Main question is: I want to do reduction: $$\text{MAX-3SAT}\leq_p\text{MAX-INDSET}.$$
My tried so far:
But I know the reduction $\text{3SAT}\leq_p\text{Independent Set}.$
Input: Given a 3CNF formula $\varphi$.
Goal: Construct a graph $G_\varphi$ and number $k$ such that $G_\varphi$ has an independent set of size $k$ if and only if $\varphi$ is satisfiable.
$G_\varphi$ should be constructable in time polynomial in size of $\varphi$.
Interpreting $\text{3SAT}$:
There are two ways to think about $\text{3SAT}$:
- Find a way to assign 0/1 (false/true) to the variables such that the formula evaluates to true, that is each clause evaluates to true.
- Pick a literal from each clause and find a truth assignment to make all of them true. We will fail if two of the literals you pick are in conflict, i.e., we pick $x_i$ and $\neg x_i$.
We will take the second view of 3SAT to construct the reduction.
The Reduction:
$G_\varphi$ will have one vertex for each literal in a clause
Connect the 3 literals in a clause to form a triangle; the independent set will pick at most one vertex from each clause, which will correspond to the literal to be set to true
Connect 2 vertices if they label complementary literals; this ensures that the literals corresponding to the independent set do not have a conflict
Take $k$ to be the number of clauses
Correctness:
$\varphi$ is satisfiable iff $G_\varphi$ has an independent set of size $k$ (= number of clauses in $\varphi$).
$(\Longrightarrow)$Let $a$ be the truth assignment satisfying $\varphi$.
I Pick one of the vertices, corresponding to true literals under $a$, from each triangle.
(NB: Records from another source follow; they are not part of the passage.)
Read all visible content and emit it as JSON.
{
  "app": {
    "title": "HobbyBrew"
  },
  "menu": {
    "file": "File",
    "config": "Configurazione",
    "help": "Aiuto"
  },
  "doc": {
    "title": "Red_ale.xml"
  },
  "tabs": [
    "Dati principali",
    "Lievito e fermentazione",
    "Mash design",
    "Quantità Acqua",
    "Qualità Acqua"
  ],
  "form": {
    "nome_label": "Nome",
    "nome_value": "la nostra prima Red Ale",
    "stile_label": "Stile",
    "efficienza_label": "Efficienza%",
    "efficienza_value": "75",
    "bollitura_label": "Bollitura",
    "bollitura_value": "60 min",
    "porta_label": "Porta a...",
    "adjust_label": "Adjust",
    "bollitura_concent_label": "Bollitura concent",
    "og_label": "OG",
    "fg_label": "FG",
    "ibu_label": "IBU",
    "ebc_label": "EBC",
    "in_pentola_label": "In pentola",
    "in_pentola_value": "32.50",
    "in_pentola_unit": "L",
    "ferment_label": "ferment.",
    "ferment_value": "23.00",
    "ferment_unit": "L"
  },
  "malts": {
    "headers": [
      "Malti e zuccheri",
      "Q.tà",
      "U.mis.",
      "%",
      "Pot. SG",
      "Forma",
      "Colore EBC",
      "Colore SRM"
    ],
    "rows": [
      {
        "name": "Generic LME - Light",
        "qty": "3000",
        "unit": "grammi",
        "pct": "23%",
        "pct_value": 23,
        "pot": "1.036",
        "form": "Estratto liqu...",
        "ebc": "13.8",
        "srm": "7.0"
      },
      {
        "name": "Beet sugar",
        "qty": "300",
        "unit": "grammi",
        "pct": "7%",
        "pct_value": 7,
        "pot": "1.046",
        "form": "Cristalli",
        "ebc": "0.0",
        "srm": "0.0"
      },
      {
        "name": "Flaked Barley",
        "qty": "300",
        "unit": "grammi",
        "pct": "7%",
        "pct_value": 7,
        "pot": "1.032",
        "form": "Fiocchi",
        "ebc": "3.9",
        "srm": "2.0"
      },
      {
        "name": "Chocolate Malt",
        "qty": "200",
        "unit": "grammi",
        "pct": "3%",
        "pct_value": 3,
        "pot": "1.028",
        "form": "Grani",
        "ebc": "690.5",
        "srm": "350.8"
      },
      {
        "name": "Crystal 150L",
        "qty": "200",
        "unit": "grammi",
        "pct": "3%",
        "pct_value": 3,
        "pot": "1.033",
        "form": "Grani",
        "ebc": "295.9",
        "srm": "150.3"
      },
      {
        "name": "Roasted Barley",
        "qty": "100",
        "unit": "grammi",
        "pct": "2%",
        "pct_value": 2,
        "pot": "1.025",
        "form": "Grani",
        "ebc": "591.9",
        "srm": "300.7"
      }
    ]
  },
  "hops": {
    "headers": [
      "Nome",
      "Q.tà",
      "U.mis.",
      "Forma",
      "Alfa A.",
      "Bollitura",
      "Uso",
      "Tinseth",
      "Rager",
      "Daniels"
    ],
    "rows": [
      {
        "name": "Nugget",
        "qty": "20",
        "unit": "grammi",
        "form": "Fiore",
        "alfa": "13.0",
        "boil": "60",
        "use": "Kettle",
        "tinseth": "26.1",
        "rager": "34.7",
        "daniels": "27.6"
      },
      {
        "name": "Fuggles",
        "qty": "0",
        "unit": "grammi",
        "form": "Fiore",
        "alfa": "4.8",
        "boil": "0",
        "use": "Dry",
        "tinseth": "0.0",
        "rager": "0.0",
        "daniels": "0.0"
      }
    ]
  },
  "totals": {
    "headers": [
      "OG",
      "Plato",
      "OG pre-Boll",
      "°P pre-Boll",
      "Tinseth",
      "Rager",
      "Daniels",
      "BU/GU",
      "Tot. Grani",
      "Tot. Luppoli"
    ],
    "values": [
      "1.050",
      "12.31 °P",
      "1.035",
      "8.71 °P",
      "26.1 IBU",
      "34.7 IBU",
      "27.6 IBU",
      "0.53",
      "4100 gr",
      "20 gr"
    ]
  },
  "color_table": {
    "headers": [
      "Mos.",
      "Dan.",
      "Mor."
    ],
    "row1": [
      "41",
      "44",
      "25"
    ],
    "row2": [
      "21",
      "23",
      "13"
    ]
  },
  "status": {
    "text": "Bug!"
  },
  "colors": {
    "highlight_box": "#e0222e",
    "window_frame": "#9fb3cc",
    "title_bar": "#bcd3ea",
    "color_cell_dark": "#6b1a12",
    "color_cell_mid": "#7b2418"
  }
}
This is an independent set of the appropriate size.
$(\Longleftarrow)$Let $S$ be an independent set of size $k$
$S$ must contain exactly one vertex from each clause
$S$ cannot contain vertices labeled by conflicting literals
Thus, it is possible to obtain a truth assignment that makes in the literals in $S$ true; such an assignment satisfies one literal in every clause.
But I unable to do maximum variation, how to do reduction in maximum variation i.e. form MAX-3SAT to Maximum-Independent Set?